Times for SPP1

Hi All,

I am attempting the SPP1 proogram of charlie’s that runs out to as far as 60m. Guys, I am just wondering about times etc that im running. I’m doing most from standing start with driving arm behind my body with the clock held in that hand, while the other hand that im gonna drive backwards on the 1st movement is slightly infront of my body (pretty much a long jumpers starting position).

I have completed my 1st and 2nd week of this phase and am recording times of 6.6 and 6.7 repping them out pretty easily on the speed endurance sessions. What I am aiming for with the Easy/Fast/Easy exercises is to gradually accelerate and hit it out strongly from 20-40m and then not increase my speed but relax and hold what i have attained to the intensity limit. is this the correct emphasis?

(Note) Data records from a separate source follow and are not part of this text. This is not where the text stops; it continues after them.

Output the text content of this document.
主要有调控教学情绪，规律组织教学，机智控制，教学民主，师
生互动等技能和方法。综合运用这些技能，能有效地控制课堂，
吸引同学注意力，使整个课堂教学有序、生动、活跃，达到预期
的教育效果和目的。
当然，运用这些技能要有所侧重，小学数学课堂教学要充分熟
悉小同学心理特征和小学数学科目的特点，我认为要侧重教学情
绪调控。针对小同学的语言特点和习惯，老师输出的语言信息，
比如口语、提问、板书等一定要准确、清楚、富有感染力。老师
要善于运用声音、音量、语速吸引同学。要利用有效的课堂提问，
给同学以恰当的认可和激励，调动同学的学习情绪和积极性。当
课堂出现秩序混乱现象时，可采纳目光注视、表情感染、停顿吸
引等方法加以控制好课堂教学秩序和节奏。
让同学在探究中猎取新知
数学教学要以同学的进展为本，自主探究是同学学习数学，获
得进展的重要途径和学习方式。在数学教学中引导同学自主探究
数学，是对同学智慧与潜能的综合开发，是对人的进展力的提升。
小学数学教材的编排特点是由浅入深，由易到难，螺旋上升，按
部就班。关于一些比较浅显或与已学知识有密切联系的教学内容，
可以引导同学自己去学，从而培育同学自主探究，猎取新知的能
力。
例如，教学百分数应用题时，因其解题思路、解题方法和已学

On the F/E/F exercises my emphasis is to, accelerate and then relax and check that my form is in order thru 20-40m and then try to increase my frequency while holding good relaxed form in the last 20m of the 60m. is this the correct emphasis?

Basically if I’m aiming for something in the 10.3-4 range outdoors, what times should i be looking to progress to weekly on these and be repping out? The way in which I am timing these is to have the clock in the left hand which is behind and just before I know I’m gonna move, I start the clock. I’m not trying to cheat myself here and I’m not trying to set myself up for a fall either. I simply want to know if I’m on the right track to set reach the goals I have set out and want to know what is generally required in running in the 10.3-4 range outdoors in this phase of training.

Thank you for your time in advance!

are you meant to time the E-H-E???and how much speed variation is there meant to be???

anyone know???

Its going to be so individual. The whole point is that you record training times and then competition performance across the season and over the years work figure out the kind of times you should be running. Training is a long term process and should be treated as such each cycle building on the last.

In the short term, for sure if you can run 6.0 for a standing start 60m you are running 6.6 for the 60m and potentially should be hitting 10.2-4 for the 100…but thats just a rule of thumb.